The Art Gallery of Sudbury won the 2013 Community Builders Award for the Arts.
The Art Gallery of Sudbury (AGS) announced in 2010 its plans to build the first ever purpose-built art gallery in the Greater Sudbury area. Once erected, and with a commitment from the Carmichael family, the AGS will be renamed the Franklin Carmichael Art Centre, after one of the founding members of the Group of Seven. This new venue will dedicate 14,000 square feet to the permanent collection, national touring exhibitions as well as studio and teaching spaces.
This is a once-in-a-lifetime opportunity to add a landmark cultural tourism attraction that honours, preserves and celebrates the area’s outstanding Group of Seven heritage.
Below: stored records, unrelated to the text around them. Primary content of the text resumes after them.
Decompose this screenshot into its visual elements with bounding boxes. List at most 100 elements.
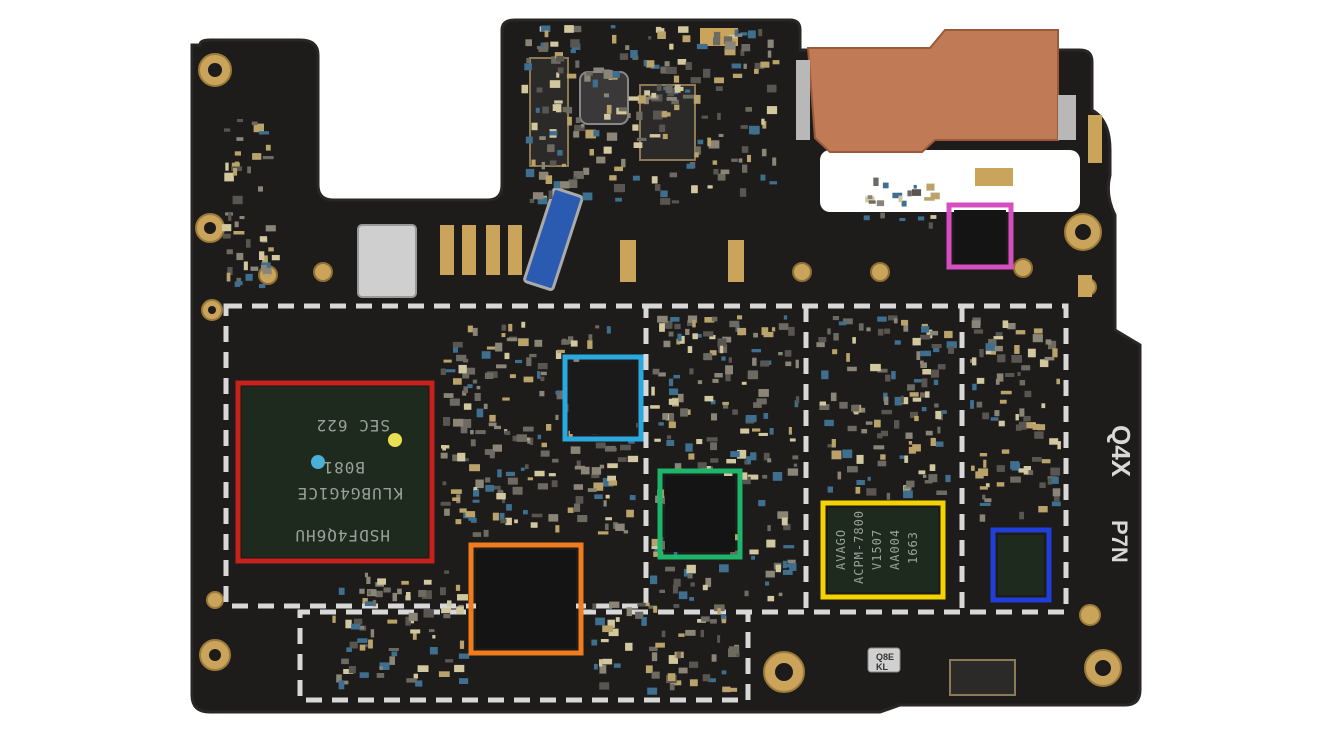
smd-component (481, 351, 491, 359)
smd-component (370, 629, 375, 638)
smd-component (523, 426, 534, 432)
smd-component (646, 60, 655, 68)
smd-component (657, 315, 668, 323)
smd-component (628, 440, 635, 444)
smd-component (645, 665, 653, 674)
smd-component (1026, 422, 1034, 429)
smd-component (750, 452, 757, 461)
smd-component (1018, 468, 1026, 473)
smd-component (617, 457, 627, 462)
smd-component (676, 338, 681, 345)
smd-component (740, 125, 748, 129)
smd-component (271, 255, 280, 261)
smd-component (379, 662, 390, 670)
smd-component (908, 441, 913, 445)
smd-component (525, 136, 533, 144)
smd-component (659, 323, 665, 332)
smd-component (539, 136, 546, 140)
smd-component (575, 496, 584, 504)
smd-component (453, 418, 464, 427)
smd-component (930, 437, 936, 446)
smd-component (650, 64, 660, 69)
smd-component (852, 337, 856, 344)
smd-component (469, 464, 480, 472)
smd-component (630, 50, 638, 58)
smd-component (674, 84, 681, 93)
smd-component (725, 373, 731, 382)
smd-component (568, 336, 574, 344)
smd-component (473, 488, 480, 497)
smd-component (467, 384, 473, 389)
smd-component (336, 674, 342, 683)
yellow-chip-line-4: AA004 (888, 529, 902, 570)
smd-component (888, 315, 898, 321)
smd-component (661, 630, 666, 638)
smd-component (761, 118, 765, 125)
smd-component (894, 420, 900, 429)
smd-component (994, 410, 1000, 417)
memory-chip-line-2: KLUBG4G1CE (297, 484, 403, 503)
smd-component (694, 152, 699, 158)
smd-component (935, 410, 942, 420)
smd-component (692, 333, 698, 340)
smd-component (766, 539, 776, 548)
smd-component (452, 497, 460, 501)
smd-component (1024, 390, 1032, 398)
smd-component (495, 342, 503, 352)
smd-component (739, 188, 747, 197)
smd-component (570, 49, 576, 54)
smd-component (819, 401, 826, 406)
smd-component (1010, 476, 1021, 483)
smd-component (970, 400, 974, 409)
smd-component (706, 437, 718, 442)
smd-component (982, 412, 990, 420)
smd-component (671, 200, 680, 204)
smd-component (625, 45, 630, 50)
smd-component (472, 327, 478, 336)
smd-component (734, 29, 739, 36)
smd-component (633, 142, 643, 148)
smd-component (332, 615, 336, 623)
smd-component (357, 638, 368, 643)
smd-component (463, 403, 472, 410)
smd-component (935, 441, 944, 447)
smd-component (718, 133, 724, 137)
smd-component (525, 168, 535, 178)
smd-component (877, 316, 887, 322)
smd-component (557, 67, 564, 74)
smd-component (410, 629, 421, 634)
smd-component (723, 36, 733, 45)
smd-component (865, 196, 875, 203)
smd-component (747, 474, 759, 480)
memory-chip: HSDF4Q6HU KLUBG4G1CE B081 SEC 622 (235, 380, 435, 564)
smd-component (842, 449, 853, 459)
smd-component (1002, 320, 1009, 328)
smd-component (359, 672, 369, 678)
smd-component (714, 373, 723, 378)
smd-component (691, 185, 698, 194)
smd-component (475, 430, 486, 435)
smd-component (751, 349, 761, 353)
smd-component (375, 590, 383, 598)
smd-component (729, 320, 740, 328)
magenta-highlighted-chip (946, 202, 1014, 270)
gold-contact-pads (440, 28, 1102, 297)
smd-component (536, 45, 544, 50)
smd-component (920, 350, 931, 357)
smd-component (918, 470, 926, 475)
smd-component (596, 156, 606, 164)
smd-component (775, 564, 781, 573)
smd-component (707, 137, 712, 147)
smd-component (721, 356, 726, 361)
smd-component (508, 323, 513, 332)
smd-component (575, 117, 581, 123)
smd-component (686, 564, 696, 574)
smd-component (722, 336, 732, 343)
smd-component (912, 337, 921, 346)
smd-component (620, 444, 631, 451)
smd-component (911, 189, 922, 196)
smd-component (367, 589, 377, 597)
smd-component (925, 391, 930, 398)
smd-component (456, 354, 467, 362)
smd-component (600, 639, 609, 643)
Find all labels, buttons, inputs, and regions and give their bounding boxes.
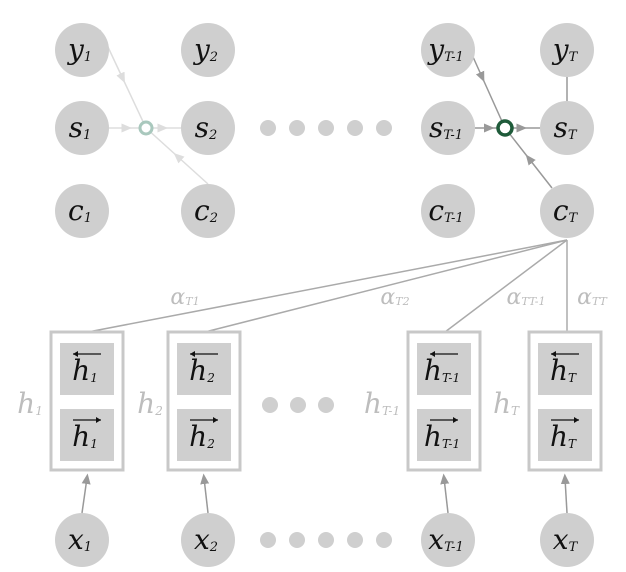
x-node-2: xT-1 — [421, 513, 475, 567]
ellipsis-dot — [289, 120, 305, 136]
ellipsis-dot — [318, 397, 334, 413]
encoder-box: h2 h2 — [166, 330, 242, 472]
ellipsis-dot — [318, 120, 334, 136]
x-node-1: x2 — [181, 513, 235, 567]
s-node-1: s2 — [181, 101, 235, 155]
h-state-label: h1 — [72, 354, 98, 387]
attention-weight-label: αTT — [577, 285, 608, 310]
h-label: hT — [493, 387, 520, 420]
ellipsis-dot — [347, 532, 363, 548]
y-node-3: yT — [540, 23, 594, 77]
edge-x-to-h — [560, 473, 570, 514]
c-node-0-label: c1 — [68, 194, 92, 227]
ellipsis-dot — [260, 120, 276, 136]
c-node-3: cT — [540, 184, 594, 238]
h-state-label: h2 — [189, 354, 215, 387]
attention-weight-label: αT2 — [380, 285, 409, 310]
y-node-3-label: yT — [551, 33, 579, 66]
encoder-box: hT hT — [527, 330, 603, 472]
s-node-0: s1 — [55, 101, 109, 155]
edge-x-to-h — [81, 473, 91, 514]
c-node-1: c2 — [181, 184, 235, 238]
s-node-0-label: s1 — [69, 111, 92, 144]
c-node-2: cT-1 — [421, 184, 475, 238]
ellipsis-dot — [290, 397, 306, 413]
x-node-3: xT — [540, 513, 594, 567]
encoder-box: hT-1 hT-1 — [406, 330, 482, 472]
x-node-3-label: xT — [553, 523, 579, 556]
s-node-1-label: s2 — [195, 111, 218, 144]
ellipsis-dot — [260, 532, 276, 548]
edge-x-to-h — [440, 473, 450, 514]
ellipsis-dot — [318, 532, 334, 548]
y-node-1: y2 — [181, 23, 235, 77]
edge-cT-gate — [504, 127, 553, 189]
ellipsis-dot — [376, 532, 392, 548]
x-node-1-label: x2 — [194, 523, 218, 556]
y-node-0: y1 — [55, 23, 109, 77]
h-state-label: hT-1 — [424, 420, 460, 453]
encoder-box: h1 h1 — [49, 330, 125, 472]
x-node-0-label: x1 — [68, 523, 92, 556]
h-state-label: hT-1 — [424, 354, 460, 387]
h-state-label: h1 — [72, 420, 98, 453]
y-node-0-label: y1 — [66, 33, 92, 66]
y-node-2-label: yT-1 — [426, 33, 464, 66]
s-node-2: sT-1 — [421, 101, 475, 155]
attention-weight-label: αTT-1 — [506, 285, 545, 310]
c-node-1-label: c2 — [194, 194, 218, 227]
s-node-3: sT — [540, 101, 594, 155]
attention-weight-label: αT1 — [170, 285, 199, 310]
h-label: hT-1 — [364, 387, 400, 420]
attention-line — [204, 239, 568, 333]
ellipsis-dot — [347, 120, 363, 136]
h-state-label: h2 — [189, 420, 215, 453]
h-state-label: hT — [550, 354, 577, 387]
x-node-0: x1 — [55, 513, 109, 567]
ellipsis-dot — [376, 120, 392, 136]
h-label: h1 — [17, 387, 43, 420]
h-state-label: hT — [550, 420, 577, 453]
c-node-0: c1 — [55, 184, 109, 238]
attention-line — [87, 239, 568, 333]
c-node-3-label: cT — [553, 194, 579, 227]
edge-x-to-h — [200, 473, 210, 514]
ellipsis-dot — [289, 532, 305, 548]
attention-line — [444, 239, 568, 333]
edge-c2-gate — [145, 127, 209, 185]
h-label: h2 — [137, 387, 163, 420]
s-node-2-label: sT-1 — [429, 111, 463, 144]
s-node-3-label: sT — [553, 111, 577, 144]
gate-light — [138, 120, 154, 136]
ellipsis-dot — [262, 397, 278, 413]
c-node-2-label: cT-1 — [428, 194, 463, 227]
y-node-1-label: y2 — [192, 33, 218, 66]
y-node-2: yT-1 — [421, 23, 475, 77]
x-node-2-label: xT-1 — [428, 523, 463, 556]
gate-dark — [496, 119, 514, 137]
As Sudbury’s surrounding landscape was a source of inspiration for Franklin Carmichael’s work, it’s a natural fit that the gallery is built here and recognizes one of Canada’s most influential artists.
The Gallery is a vibrant, multifaceted centre providing unique and exciting opportunities for children and adults to engage with visual arts.
The AGS’s permanent collection includes more than 2,000 historical and contemporary works of art. The Gallery has organized impressive exhibitions such as the recent Louie Palu: Cage Call: Life and Death in the Hard Rock Mining Belt; Bruno Cavallo: Eye of the Artist in 2004; acclaimed national exhibitions with partners such as the National Gallery of Canada for The Drawings and Paintings of Daphne Odjig: A Retrospective Exhibition in 2007; and hosted many outstanding touring exhibitions including George McLean, The Living Landscape in 2011.
As a result of the work of its dedicated staff, board and volunteers, the Gallery also offers a wide variety of education programs in both English and French to encourage art creation and appreciation among young and old alike. In 2011-12, more than 12,000 people took advantage of its engaging programs and exhibitions.
The Art Gallery of Sudbury was established in 1967 as a Centennial project of the Sudbury and District Chamber of Commerce. Originally operating as the Laurentian University Museum and Art Centre, the Gallery was incorporated in 1997 and is currently housed in a turn-of-the-century mansion.
The new facility is urgently needed as its current home is insufficient to meet the exhibition, curatorial and preservation needs of the gallery. In fact, only 10 per cent of the permanent collection can be displayed at any one time.
Though an exact location has yet to be determined, it will be built in the downtown core where it can enrich the city centre and play a role in the revitalization and economic growth of the city and northeastern Ontario. It will attract tourists, create new jobs, educate young and old alike, undertake innovative curatorial directions, be a source of community pride and a centerpiece for the vibrant and creative arts community of Greater Sudbury.
The Franklin Carmichael Art Centre will be central in leading the way in arts and culture development for northeastern Ontario and is a key building block for the City of Greater Sudbury’s future plans.